In 1890 the white authorities had become so afraid of the success of these rituals that it was completely forbidden. It ended in a massacre in which several men, women, children and the leader Sitting Bull and his son were killed. After this, the ceremonies only went on inside, in tepees. Those who attended these meetings ate dried Peyote, sang, used sacred tobacco and incense. By using drums and rattles they created new songs, habits and rituals. The use of Peyote helped the community to refrain from alcohol and maintain their dignity.
The alkaloids found in the Peyote cactus create the special effect, which can last up to 12 hours. A freshly dried Peyote contains about 2.4% mescaline of the 8% alkaloids. Effects are described as extra sensitivity to touch, emotional state of (often) euphoria, experiencing vivid colors. It is common that nausea occurs in the first hours. When this disappears it is usually followed by an ecstatic, thoughtful or meditative state.
Writer and researcher Havelock Ellis, described his experience with Peyote as follows: "In the beginning light and shadow played a vague game that suggested images, but never fully created them. Then the images became clearer and every possible colour appeared at one point or another. The images were bursting with colour and too confusing to be described. They could be compared to a kaleidoscope: symmetrical groupings of beautiful shapes. As the evening progressed they became more and more clear, but still indescribable. It looked like a vast field of golden jewels, dotted with dazzling red and green stones that were constantly changing. The air seemed to be filled with a vague perfume that mixed with the beautiful visions, eliminating all inconveniences. My hands shook and it took great effort to write down my findings."
There are many medicinal powers assigned to the Peyote cactus. In small doses it suppresses the feeling of hunger and has a mildly stimulating effect. Furthermore, Peyote contains antibacterial and disinfecting properties. The Tarahumara Indians applied Peyote in the form of ointment to wounds, bites and aching muscles. Messengers, who often had to travel long distances, also chewed on pieces of Peyote. This gave them energy, and allowed them to keep evil at bay. The Kiowa used Peyote to treat the flu, tuberculosis, scarlet fever and venereal diseases.

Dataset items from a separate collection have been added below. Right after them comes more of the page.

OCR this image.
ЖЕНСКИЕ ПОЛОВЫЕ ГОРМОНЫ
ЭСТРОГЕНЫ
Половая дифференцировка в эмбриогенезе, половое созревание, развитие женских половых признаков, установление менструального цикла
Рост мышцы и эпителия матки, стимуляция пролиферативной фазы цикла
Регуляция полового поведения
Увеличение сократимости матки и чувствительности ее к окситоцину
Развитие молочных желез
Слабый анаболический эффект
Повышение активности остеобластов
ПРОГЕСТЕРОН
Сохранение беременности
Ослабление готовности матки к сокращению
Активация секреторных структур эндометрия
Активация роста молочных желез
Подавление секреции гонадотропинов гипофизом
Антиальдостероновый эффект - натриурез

Sustainable harvesting in the wild was until recently defined as: as long as the species is given enough time to produce next generations that can grow old enough as the genes that were harvested, the balance is maintained. The Peyote cactus is an endangered species. It grows very slowly. Western interest in Peyote and even more in the substance mescaline helps to reduce the number of Peyotes still found in the wild. Other factors also play a role, including man-made landscape change and unforeseen changes related to climate change.
If you want to enjoy the special plant that is the Peyote, you can grow it yourself from seed, if you have a lot of patience. In the Mescaline Cacti Shop of Sirius you will also find cultivated Peyotes, in different sizes.
Anyway, it is highly recommended to be patient and take good care of a Peyote cactus, so it can ripen and ages to be used eventually. If until then you haven't created such a bond with this special compagnon, you don't have the heart to consume it anymore, and rather want to take care of it as a good old friend.